Route depuis Grenoble :
Montmélian, Albertville, Ugine, Flumet, Mégève, Sallanches, Cluses, Taninges.
La plus belle, la plus ‘routable’, la plus courte. (Chez Émile Fiorio rue des Arcades Taninges). »
Octobre 1933
« Je suis ici avec mes cousins Émile, Ernest, Aldo, Serge et Ezio. Tu dois comprendre quel bien cela me fait mais tu ne peux pas savoir jusqu’à quel point, je me sens comme en transfusion de sang. »
Correspondance Jean Giono-Lucien Jacques, 1930-1961-Cahiers Giono 3, Gallimard 1983
Pendant l’hiver 34, comme d’autres fois auparavant, Serge descendra à Manosque et l’écrivain lui demandera de faire son portrait. Voici ce qu’en dit André Lombard dans son « Habemus Fiorio ! » :
« Pour le moment nous ne sommes qu’en 1934, Serge descend encore une fois innocemment de Taninges « pour passer quelques jours » chez son cousin et rien ne peut laisser présager ce qui l’attend de nouveau sous le ciel magique de Haute-Provence. Il est heureux que ce soit Giono lui-même qui lui ordonne, presque le somme, en fait, de faire son portrait. (…)
J’ai narré, dans le « Serge Fiorio » des éditions Le Poivre d’Âne, comment Giono en gare de Manosque, lui laissant à peine le temps de descendre du train, de poser son sac, aussitôt l’entreprend.
« Maintenant, tu vas aller plus loin, tu vas faire mon portrait ! » lui dit-il à ce moment-là, sans l’ombre du moindre paternalisme mais quand même, non plus, sans aucun ménagement.

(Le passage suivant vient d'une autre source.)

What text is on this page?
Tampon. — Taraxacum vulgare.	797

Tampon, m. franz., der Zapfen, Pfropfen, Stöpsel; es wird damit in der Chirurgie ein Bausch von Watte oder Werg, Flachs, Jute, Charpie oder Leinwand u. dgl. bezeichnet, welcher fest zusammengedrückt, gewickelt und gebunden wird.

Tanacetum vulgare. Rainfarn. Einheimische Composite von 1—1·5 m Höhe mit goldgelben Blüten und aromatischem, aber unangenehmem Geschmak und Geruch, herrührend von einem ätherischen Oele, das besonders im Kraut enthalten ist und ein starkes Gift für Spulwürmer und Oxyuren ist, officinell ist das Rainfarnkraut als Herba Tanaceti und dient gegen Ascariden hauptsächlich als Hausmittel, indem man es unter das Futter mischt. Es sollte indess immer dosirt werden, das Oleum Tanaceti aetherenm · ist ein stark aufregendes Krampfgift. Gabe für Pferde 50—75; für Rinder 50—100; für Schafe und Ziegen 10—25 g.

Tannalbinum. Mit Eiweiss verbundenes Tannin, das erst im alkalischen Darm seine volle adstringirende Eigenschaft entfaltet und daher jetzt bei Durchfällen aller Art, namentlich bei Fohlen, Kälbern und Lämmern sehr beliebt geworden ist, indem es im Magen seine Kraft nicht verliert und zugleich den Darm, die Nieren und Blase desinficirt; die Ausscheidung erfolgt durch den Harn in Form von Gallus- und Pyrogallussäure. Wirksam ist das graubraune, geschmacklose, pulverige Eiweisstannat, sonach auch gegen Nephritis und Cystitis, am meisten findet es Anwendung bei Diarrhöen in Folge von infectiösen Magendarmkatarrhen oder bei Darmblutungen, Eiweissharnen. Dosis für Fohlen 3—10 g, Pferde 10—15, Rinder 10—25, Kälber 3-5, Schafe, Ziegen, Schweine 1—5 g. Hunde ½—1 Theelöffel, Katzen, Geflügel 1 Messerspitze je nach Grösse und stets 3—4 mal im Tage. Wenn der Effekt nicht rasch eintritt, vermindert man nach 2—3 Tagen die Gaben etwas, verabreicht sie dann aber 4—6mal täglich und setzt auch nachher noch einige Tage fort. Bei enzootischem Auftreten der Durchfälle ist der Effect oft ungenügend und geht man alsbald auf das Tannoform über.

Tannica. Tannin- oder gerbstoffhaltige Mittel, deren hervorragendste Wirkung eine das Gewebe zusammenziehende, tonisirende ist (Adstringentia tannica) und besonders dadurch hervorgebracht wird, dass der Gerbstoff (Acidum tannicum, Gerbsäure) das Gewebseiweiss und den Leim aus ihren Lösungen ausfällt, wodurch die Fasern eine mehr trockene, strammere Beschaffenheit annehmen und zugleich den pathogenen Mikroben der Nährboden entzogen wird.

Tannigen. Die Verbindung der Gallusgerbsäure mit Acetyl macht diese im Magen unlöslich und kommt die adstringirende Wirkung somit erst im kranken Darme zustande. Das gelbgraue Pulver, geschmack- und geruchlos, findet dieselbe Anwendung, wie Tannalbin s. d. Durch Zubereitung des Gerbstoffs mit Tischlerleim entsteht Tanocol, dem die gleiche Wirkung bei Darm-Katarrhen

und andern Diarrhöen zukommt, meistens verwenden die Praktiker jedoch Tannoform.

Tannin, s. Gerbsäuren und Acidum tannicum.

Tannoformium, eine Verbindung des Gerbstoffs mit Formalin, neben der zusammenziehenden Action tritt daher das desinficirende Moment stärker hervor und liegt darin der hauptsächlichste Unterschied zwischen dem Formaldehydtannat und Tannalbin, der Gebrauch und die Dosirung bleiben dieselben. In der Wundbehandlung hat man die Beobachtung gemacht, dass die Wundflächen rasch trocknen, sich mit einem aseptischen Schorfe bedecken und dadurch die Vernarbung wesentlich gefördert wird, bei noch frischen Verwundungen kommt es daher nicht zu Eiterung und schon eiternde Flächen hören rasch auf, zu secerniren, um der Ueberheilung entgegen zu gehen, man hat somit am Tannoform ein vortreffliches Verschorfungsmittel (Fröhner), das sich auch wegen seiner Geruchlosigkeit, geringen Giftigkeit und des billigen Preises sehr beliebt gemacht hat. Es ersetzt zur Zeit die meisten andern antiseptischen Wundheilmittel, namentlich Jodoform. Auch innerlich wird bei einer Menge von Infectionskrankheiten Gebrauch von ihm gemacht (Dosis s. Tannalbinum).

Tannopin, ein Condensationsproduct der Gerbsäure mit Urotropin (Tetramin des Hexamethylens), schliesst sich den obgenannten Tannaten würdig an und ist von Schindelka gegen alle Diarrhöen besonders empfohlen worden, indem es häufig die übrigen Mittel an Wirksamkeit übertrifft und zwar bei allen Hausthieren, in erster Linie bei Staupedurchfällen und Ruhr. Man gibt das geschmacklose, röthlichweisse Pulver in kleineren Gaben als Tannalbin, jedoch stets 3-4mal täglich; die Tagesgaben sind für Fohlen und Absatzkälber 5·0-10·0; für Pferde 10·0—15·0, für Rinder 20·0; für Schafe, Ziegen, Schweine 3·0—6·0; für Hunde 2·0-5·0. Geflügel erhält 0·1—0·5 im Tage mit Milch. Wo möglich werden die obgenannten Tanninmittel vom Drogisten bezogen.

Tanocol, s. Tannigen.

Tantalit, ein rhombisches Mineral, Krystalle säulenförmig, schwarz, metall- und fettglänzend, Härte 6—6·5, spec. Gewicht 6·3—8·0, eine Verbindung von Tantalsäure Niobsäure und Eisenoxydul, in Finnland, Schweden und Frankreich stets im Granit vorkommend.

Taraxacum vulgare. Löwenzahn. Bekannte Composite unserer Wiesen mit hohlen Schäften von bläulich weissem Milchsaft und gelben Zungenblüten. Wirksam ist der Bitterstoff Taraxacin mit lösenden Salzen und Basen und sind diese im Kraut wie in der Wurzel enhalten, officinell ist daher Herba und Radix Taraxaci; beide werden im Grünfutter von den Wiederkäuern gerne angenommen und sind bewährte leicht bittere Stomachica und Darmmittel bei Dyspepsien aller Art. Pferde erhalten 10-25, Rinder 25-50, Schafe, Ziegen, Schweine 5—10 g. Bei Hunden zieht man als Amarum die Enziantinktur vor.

Giono est sûr de lui parce que déjà sûr de Serge surtout, en son for intérieur. »
Evidemment, cette invite est un cadeau du ciel, une manne pour le jeune peintre ! Mais personne n’en sait rien encore, personne ne peut vraiment savoir, ni deviner. »

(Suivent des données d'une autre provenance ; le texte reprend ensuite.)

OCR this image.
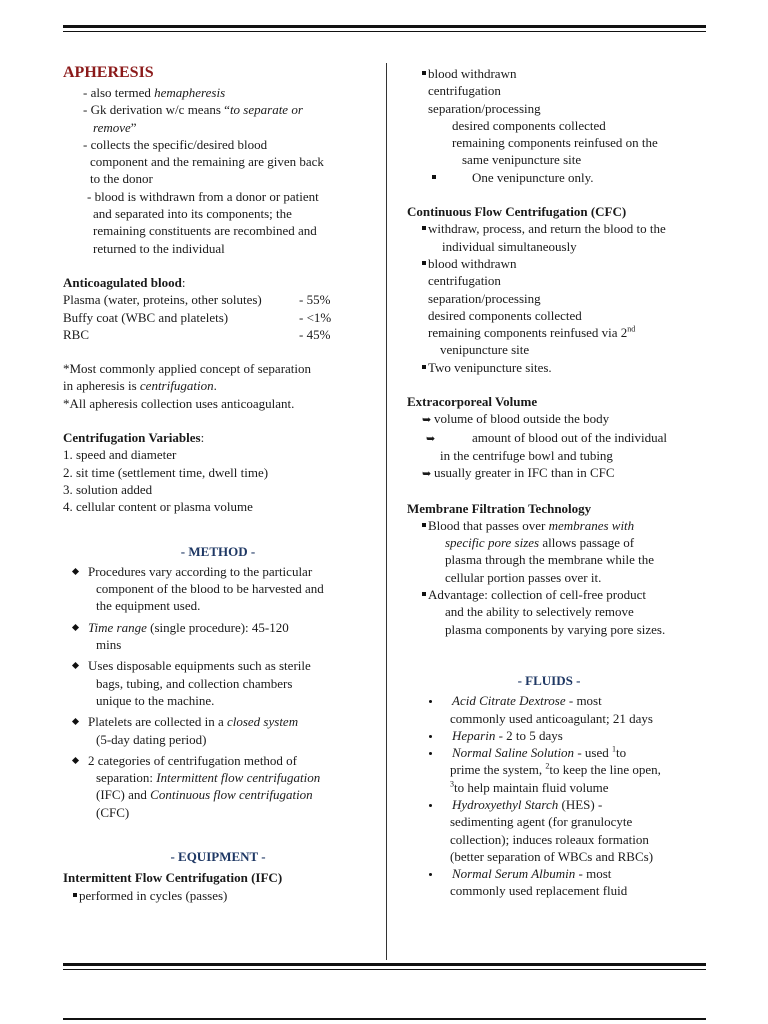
APHERESIS
- also termed hemapheresis
- Gk derivation w/c means “to separate or
remove”
- collects the specific/desired blood
component and the remaining are given back
to the donor
- blood is withdrawn from a donor or patient
and separated into its components; the
remaining constituents are recombined and
returned to the individual
Anticoagulated blood:
Plasma (water, proteins, other solutes)	- 55%
Buffy coat (WBC and platelets)	- <1%
RBC	- 45%
*Most commonly applied concept of separation
in apheresis is centrifugation.
*All apheresis collection uses anticoagulant.
Centrifugation Variables:
1. speed and diameter
2. sit time (settlement time, dwell time)
3. solution added
4. cellular content or plasma volume
- METHOD -
Procedures vary according to the particular
component of the blood to be harvested and
the equipment used.
Time range (single procedure): 45-120
mins
Uses disposable equipments such as sterile
bags, tubing, and collection chambers
unique to the machine.
Platelets are collected in a closed system
(5-day dating period)
2 categories of centrifugation method of
separation: Intermittent flow centrifugation
(IFC) and Continuous flow centrifugation
(CFC)
- EQUIPMENT -
Intermittent Flow Centrifugation (IFC)
performed in cycles (passes)
blood withdrawn
centrifugation
separation/processing
desired components collected
remaining components reinfused on the
same venipuncture site
One venipuncture only.
Continuous Flow Centrifugation (CFC)
withdraw, process, and return the blood to the
individual simultaneously
blood withdrawn
centrifugation
separation/processing
desired components collected
remaining components reinfused via 2nd
venipuncture site
Two venipuncture sites.
Extracorporeal Volume
➥ volume of blood outside the body
➥	amount of blood out of the individual
in the centrifuge bowl and tubing
➥ usually greater in IFC than in CFC
Membrane Filtration Technology
Blood that passes over membranes with
specific pore sizes allows passage of
plasma through the membrane while the
cellular portion passes over it.
Advantage: collection of cell-free product
and the ability to selectively remove
plasma components by varying pore sizes.
- FLUIDS -
Acid Citrate Dextrose - most
commonly used anticoagulant; 21 days
Heparin - 2 to 5 days
Normal Saline Solution - used $^1$to
prime the system, $^2$to keep the line open,
$^3$to help maintain fluid volume
Hydroxyethyl Starch (HES) -
sedimenting agent (for granulocyte
collection); induces roleaux formation
(better separation of WBCs and RBCs)
Normal Serum Albumin - most
commonly used replacement fluid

« Serge se souvenait encore très bien que, tout au long de ce séjour, « pour ne pas déranger l’autre », ils ne s’étaient que très rarement adressé la parole par-dessus la petite largeur du bureau qui alors seulement les séparait. »

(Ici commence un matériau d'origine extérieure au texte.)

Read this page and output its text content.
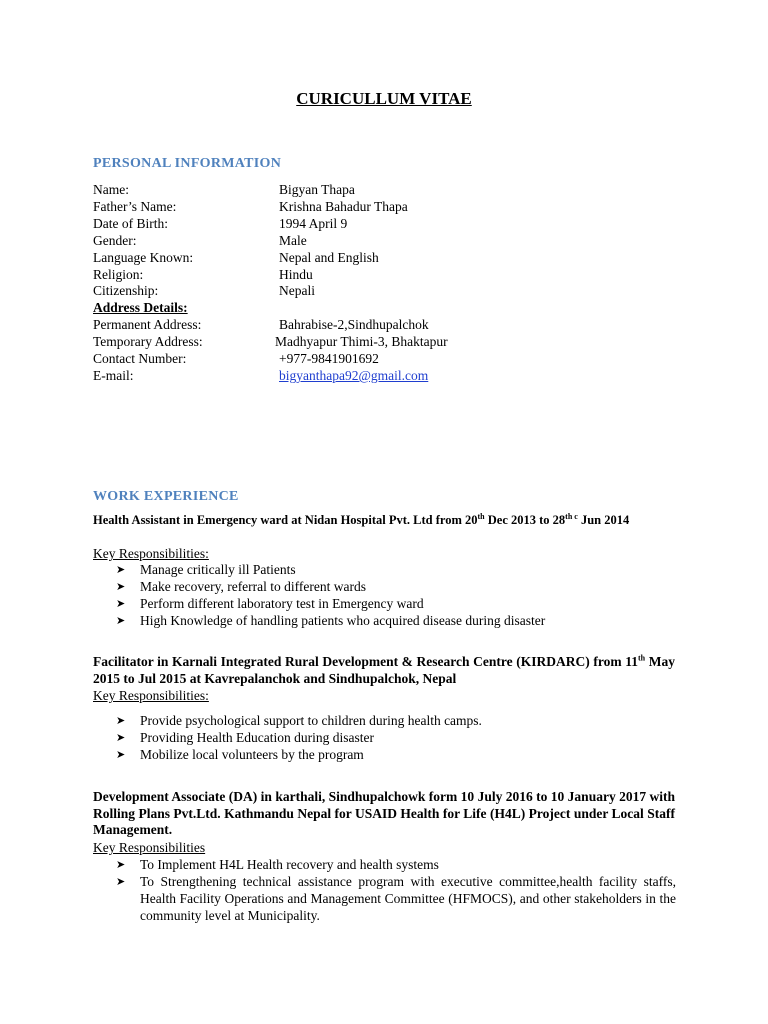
CURICULLUM VITAE
PERSONAL INFORMATION
Name:	Bigyan Thapa
Father’s Name:	Krishna Bahadur Thapa
Date of Birth:	1994 April 9
Gender:	Male
Language Known:	Nepal and English
Religion:	Hindu
Citizenship:	Nepali
Address Details:
Permanent Address:	Bahrabise-2,Sindhupalchok
Temporary Address:	Madhyapur Thimi-3, Bhaktapur
Contact Number:	+977-9841901692
E-mail:	bigyanthapa92@gmail.com
WORK EXPERIENCE
Health Assistant in Emergency ward at Nidan Hospital Pvt. Ltd from 20th Dec 2013 to $28^{th c}$ Jun 2014
Key Responsibilities:
➤ Manage critically ill Patients
➤ Make recovery, referral to different wards
➤ Perform different laboratory test in Emergency ward
➤ High Knowledge of handling patients who acquired disease during disaster
Facilitator in Karnali Integrated Rural Development & Research Centre (KIRDARC) from 11th May 2015 to Jul 2015 at Kavrepalanchok and Sindhupalchok, Nepal
Key Responsibilities:
➤ Provide psychological support to children during health camps.
➤ Providing Health Education during disaster
➤ Mobilize local volunteers by the program
Development Associate (DA) in karthali, Sindhupalchowk form 10 July 2016 to 10 January 2017 with Rolling Plans Pvt.Ltd. Kathmandu Nepal for USAID Health for Life (H4L) Project under Local Staff Management.
Key Responsibilities
➤ To Implement H4L Health recovery and health systems
➤ To Strengthening technical assistance program with executive committee,health facility staffs, Health Facility Operations and Management Committee (HFMOCS), and other stakeholders in the community level at Municipality.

« Plus tard, il notera : « Je pense qu’en me commandant son portrait, Giono savait pertinemment que c’était là le chemin le plus direct pour m’ouvrir, toutes grandes, les fenêtres de ma propre liberté d’artiste. »
Oui, c’était là, généreusement le pousser à faire la belle, à sortir de sa chrysalide et à ouvrir grand ses ailes. »
André Lombard – Habemus Fiorio !
Retour à Montjustin…
Je laisse de nouveau la parole à André Lombard :
« Serge a le bon réflexe d’aller s’ouvrir à Giono du rêve, commun à lui et à son frère de s’installer près de lui en Haute-Provence.
Le poète l’aiguille naturellement, mais comme à tout hasard, vers Montjustin où son découvreur et ami Lucien Jacques, poète et aquarelliste de talent, vient d’acquérir une maison et quelques ruines. » (…)
« Ici au moins même si nous devons en baver, nous aurons tout ça…! »
« Et tout le ciel qui va avec ! »
« Je me suis rendu à Montjustin sur le champ ! Lucien Jacques m’y a accueilli et hébergé pendant trois jours. » raconte Serge aujourd’hui.
« Après il remontera à Taninges faire part à Aldo de son enthousiasme pour ce village quasi abandonné. (…) Ils y reviennent ensemble dès qu’ils le peuvent.
Sitôt devant les lignes bien orchestrées de la montagne de Lure et de ses contreforts, devant le Luberon animal, devant les Alpes pures sous un ciel de crystal, Aldo s’exclame, soulignant ses paroles d’un large geste du bras et de la main ouverte :
« Ici au moins, même si nous devons en baver, nous aurons tout ça ! »
André Lombard – Pour saluer Fiorio – (La Carde éditeur)
( l’atelier de Serge à l’étage, les deux fenêtres de face et celle du côté rue)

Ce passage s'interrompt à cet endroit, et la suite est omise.